A LEGÍTIMA DEFESA PUTATIVA E A TEORIA LIMITADA DA CULPABILIDADE

Dario Reisinger Ferreira
Ricardo Lemos Maia Leite de Carvalho

A legítima defesa putativa se constitui na conduta do agente, que ao se imaginar em situação de legítima defesa, reage a esta suposta agressão injusta.
São relevantes ao estudo da legítima defesa putativa os pressupostos da legítima defesa, quais sejam os elementos objetivos (existência de agressão injusta, atual ou iminente, moderação no uso dos meios necessários); e o elemento subjetivo (vontade do agente em se defender).
A legítima defesa putativa está inserida entre as descriminantes putativas, previstas no artigo 20, §1º, do Código Penal.
As descriminantes putativas são divididas, doutrinariamente, entre as que ocorrem em relação a pressuposto fático de uma excludente de ilicitude, e, quando relacionadas ao limite ou a existência de uma causa de justificação.
Ao que se trate das descriminantes putativas fáticas, existe divergência doutrinária entre os juristas que adotam as diferentes teorias da culpabilidade, limitada ou extremada.
A teoria limitada da culpabilidade é adotada expressamente pelo Código Penal, ao que se verifique o item 17 da exposição de motivos da parte geral.
Imaginemos que, certa pessoa, tarde da noite, caminha por uma rua mal iluminada, em situação que já seria bastante amedrontadora, ainda mais pelos recentes assassinatos ocorridos naquela região, todos cometidos por um mesmo maníaco, com retrato falado amplamente divulgado pela imprensa. Ao se encontrar na metade da rua avistou uma figura que caminhava na sua direção, seu coração acelerou ao perceber que as características daquele indivíduo eram exatamente aquelas do temido criminoso. Cada passo seu correspondia a outro daquele defronte, o tempo se esgotava como o “tic-tac” do relógio, ouvia-se apenas o som dos passos, sempre em dobro de forma cadenciada. Nosso personagem já se imaginava nos noticiários como a última vítima do assassino “X”. A distância que separava os dois não era superior a
duzentos metros quando o “temido” homem coloca a mão no bolso, ao que o outro, suando frio, com as pernas bambas de tanto temor, saca de sua arma e dispara tiro fatal contra o suposto agressor. Ao se aproximar do corpo verifica chocado que aquele homem apenas buscava uma lanterna em seu bolso, não uma arma como havia imaginado.
Aquele que reage a uma suposta agressão, que se mostrou real apenas em sua imaginação, e que se existisse tornaria sua ação legítima age em legítima defesa putativa.
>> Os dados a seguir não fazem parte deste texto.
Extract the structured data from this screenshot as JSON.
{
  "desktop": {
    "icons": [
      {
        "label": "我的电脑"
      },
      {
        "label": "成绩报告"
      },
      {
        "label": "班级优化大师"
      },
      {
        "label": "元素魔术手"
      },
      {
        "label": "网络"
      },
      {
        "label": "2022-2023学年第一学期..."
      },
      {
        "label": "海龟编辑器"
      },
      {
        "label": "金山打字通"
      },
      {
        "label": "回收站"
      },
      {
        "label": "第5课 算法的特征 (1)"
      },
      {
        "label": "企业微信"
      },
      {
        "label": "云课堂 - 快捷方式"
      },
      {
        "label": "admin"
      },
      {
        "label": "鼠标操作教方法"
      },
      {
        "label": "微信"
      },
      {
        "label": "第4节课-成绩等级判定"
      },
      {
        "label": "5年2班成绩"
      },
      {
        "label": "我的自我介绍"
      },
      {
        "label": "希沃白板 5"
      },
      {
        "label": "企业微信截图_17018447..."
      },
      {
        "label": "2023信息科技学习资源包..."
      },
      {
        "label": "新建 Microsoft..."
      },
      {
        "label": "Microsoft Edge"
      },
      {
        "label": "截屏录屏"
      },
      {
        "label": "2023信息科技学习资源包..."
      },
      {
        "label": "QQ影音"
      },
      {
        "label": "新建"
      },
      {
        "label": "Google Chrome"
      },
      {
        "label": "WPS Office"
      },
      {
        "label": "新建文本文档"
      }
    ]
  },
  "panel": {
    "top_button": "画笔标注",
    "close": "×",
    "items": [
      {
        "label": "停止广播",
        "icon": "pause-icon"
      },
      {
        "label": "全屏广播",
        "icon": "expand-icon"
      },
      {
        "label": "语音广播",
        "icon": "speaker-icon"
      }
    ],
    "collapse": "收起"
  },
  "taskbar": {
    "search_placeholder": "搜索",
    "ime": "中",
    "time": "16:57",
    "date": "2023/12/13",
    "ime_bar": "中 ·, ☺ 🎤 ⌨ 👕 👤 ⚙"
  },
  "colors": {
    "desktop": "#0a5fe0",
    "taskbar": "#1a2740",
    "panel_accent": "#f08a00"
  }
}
O Professor Nelson Hungria, em 1936 se atentou em dissertação ao tema, e assim delimitou o instituto da legítima defesa putativa:
“Dá-se a legítima defesa putativa quando alguém erroneamente se julga em face de uma agressão actual e injusta, e portanto, legalmente autorizado á reação que empreende”. (HOFFBAUER 1936) Compara-se o suposto agredido, que reage em legítima defesa putativa, ao famoso herói de Cervantes (Dom Quixote, “O Cavaleiro da triste figura”), pois estaria a investir contra moinhos de vento aquele que não possuía violência a combater .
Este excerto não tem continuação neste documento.